23 Canadian Organizations call on Loblaw to take action to prevent more worker deaths

May 2, 2013

On the eve of the Annual Meeting of Loblaw Companies Limited, 23 prominent Canadian trade unions, NGOs and faith organizations have sent an Open Letter to the company’s Executive Chairman, Galen Weston, calling on his company to take immediate steps to ensure that the deaths and injuries suffered by hundreds of garment workers in the collapse of the Rana Plaza building in Bangladesh are not repeated. 

While recognizing Loblaw’s announcement that it will be providing compensation to the families of those who died in the tragedy as a positive step forward, the letter urges the company to “put that commitment into practice by negotiating with Bangladeshi trade union federations and IndustriALL (the Global Union for the manufacturing sector)… regarding the level, form and channels of compensation for both the families of those who died and the workers who suffered injuries and the loss of employment as a result of the building collapse.”
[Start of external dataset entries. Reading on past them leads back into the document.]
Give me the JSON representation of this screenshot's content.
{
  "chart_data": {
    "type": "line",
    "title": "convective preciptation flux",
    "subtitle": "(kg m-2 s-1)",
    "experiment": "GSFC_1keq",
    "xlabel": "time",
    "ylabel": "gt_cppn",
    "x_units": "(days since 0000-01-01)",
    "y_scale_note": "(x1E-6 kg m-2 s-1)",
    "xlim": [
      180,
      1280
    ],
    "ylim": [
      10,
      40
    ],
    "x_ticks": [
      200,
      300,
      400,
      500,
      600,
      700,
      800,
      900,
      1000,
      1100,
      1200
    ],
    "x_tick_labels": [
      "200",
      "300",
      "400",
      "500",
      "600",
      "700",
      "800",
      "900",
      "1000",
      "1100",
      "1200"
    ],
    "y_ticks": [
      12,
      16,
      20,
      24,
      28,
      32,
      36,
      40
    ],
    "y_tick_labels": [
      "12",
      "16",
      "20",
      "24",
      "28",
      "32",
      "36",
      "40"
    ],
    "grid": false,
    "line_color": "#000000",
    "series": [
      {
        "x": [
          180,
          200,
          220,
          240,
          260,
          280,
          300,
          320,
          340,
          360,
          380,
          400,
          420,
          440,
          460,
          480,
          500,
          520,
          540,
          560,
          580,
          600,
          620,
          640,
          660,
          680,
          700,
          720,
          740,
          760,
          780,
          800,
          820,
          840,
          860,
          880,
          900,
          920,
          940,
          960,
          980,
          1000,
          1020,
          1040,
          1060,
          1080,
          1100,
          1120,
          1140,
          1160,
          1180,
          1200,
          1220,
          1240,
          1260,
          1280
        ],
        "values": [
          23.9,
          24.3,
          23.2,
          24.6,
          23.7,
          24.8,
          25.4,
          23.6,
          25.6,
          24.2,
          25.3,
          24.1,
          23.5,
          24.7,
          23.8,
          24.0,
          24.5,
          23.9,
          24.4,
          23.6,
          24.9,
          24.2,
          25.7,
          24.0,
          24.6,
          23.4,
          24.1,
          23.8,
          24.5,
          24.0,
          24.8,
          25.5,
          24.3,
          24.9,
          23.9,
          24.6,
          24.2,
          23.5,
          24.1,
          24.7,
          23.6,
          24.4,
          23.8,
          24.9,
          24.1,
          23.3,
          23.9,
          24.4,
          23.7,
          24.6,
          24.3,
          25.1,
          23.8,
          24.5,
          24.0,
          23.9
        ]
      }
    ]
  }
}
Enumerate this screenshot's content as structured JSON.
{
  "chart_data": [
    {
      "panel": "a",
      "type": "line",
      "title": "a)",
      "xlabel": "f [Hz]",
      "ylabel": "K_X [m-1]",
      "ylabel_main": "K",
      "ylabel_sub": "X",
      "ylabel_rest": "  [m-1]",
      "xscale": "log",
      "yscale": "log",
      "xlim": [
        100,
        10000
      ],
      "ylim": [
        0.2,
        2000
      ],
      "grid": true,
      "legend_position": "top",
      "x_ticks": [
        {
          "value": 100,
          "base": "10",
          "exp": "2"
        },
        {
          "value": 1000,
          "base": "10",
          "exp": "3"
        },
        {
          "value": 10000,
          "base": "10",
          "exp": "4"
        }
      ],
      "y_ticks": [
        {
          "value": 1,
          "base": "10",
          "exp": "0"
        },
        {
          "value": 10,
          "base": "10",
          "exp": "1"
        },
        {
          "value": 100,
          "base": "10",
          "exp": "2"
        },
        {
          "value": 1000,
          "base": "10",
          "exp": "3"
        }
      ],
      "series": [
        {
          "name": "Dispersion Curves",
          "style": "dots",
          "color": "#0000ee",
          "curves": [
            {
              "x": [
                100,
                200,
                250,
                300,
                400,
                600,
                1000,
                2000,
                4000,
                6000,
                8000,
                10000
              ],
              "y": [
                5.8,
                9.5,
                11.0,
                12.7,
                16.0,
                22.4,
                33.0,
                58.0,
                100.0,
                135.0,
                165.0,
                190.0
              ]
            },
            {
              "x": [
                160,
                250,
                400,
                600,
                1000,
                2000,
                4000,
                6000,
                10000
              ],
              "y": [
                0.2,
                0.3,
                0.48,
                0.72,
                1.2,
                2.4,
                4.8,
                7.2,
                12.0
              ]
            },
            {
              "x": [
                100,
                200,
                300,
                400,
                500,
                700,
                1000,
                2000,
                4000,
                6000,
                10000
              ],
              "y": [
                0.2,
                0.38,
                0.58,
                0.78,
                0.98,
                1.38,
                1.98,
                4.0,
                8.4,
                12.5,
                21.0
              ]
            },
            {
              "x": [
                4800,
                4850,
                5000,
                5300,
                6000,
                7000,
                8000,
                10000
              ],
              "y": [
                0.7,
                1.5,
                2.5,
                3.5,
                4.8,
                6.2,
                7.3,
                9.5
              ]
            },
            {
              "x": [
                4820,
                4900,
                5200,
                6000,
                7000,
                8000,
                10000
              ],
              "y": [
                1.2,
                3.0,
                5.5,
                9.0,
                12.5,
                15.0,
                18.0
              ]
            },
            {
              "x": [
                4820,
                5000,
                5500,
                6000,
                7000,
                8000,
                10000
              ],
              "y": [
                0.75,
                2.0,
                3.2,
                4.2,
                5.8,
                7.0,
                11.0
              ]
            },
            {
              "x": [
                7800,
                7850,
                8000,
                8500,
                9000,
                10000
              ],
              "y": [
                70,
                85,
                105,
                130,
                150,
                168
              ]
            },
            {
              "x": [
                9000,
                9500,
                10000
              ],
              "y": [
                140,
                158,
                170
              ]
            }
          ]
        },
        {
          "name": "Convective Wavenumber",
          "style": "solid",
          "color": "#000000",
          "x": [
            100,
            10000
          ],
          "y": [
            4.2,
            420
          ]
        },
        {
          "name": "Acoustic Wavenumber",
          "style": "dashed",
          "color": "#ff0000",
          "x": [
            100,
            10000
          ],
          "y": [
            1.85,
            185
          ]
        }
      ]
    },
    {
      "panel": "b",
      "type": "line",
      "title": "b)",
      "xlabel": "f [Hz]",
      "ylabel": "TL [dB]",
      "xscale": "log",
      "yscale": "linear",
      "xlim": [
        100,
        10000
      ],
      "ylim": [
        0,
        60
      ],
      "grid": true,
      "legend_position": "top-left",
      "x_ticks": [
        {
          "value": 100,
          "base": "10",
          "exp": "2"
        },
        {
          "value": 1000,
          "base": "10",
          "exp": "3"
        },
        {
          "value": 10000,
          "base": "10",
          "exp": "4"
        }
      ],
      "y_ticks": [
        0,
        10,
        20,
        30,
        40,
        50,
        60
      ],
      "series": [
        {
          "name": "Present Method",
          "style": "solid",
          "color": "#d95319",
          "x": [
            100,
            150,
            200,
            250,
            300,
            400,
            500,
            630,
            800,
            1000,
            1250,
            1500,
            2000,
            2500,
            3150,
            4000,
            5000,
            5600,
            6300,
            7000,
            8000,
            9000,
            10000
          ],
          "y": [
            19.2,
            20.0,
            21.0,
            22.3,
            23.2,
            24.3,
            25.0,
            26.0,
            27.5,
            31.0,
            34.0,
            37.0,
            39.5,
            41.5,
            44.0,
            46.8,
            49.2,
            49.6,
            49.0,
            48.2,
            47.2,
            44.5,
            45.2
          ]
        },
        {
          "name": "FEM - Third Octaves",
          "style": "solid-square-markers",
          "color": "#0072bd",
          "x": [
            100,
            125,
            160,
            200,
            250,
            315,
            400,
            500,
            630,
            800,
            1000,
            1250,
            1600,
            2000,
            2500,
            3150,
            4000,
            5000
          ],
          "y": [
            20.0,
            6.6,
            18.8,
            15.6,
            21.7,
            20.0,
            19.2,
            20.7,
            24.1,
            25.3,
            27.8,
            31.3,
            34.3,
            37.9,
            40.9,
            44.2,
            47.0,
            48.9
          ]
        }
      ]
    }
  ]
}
According to Lynda Yanz, Executive Director of the Maquila Solidarity Network (MSN), the letter demonstrates the high level of concern of Canadian civil society organizations from various sectors with the series of preventable tragedies in the Bangladeshi garment industry and their desire for sustainable solutions to the underlying problems that caused those tragedies.

“We are calling on Loblaw Companies Limited, as well as other companies sourcing clothes from Bangladesh that have so far remained silent, to work together with trade unions and labour rights groups to put in place a comprehensive, transparent and effective Fire and Building Safety Program in Bangladesh, one in which workers have an active and informed role.

“Workers lives should not be put at risk in order that we can buy cheap clothes,” says Yanz.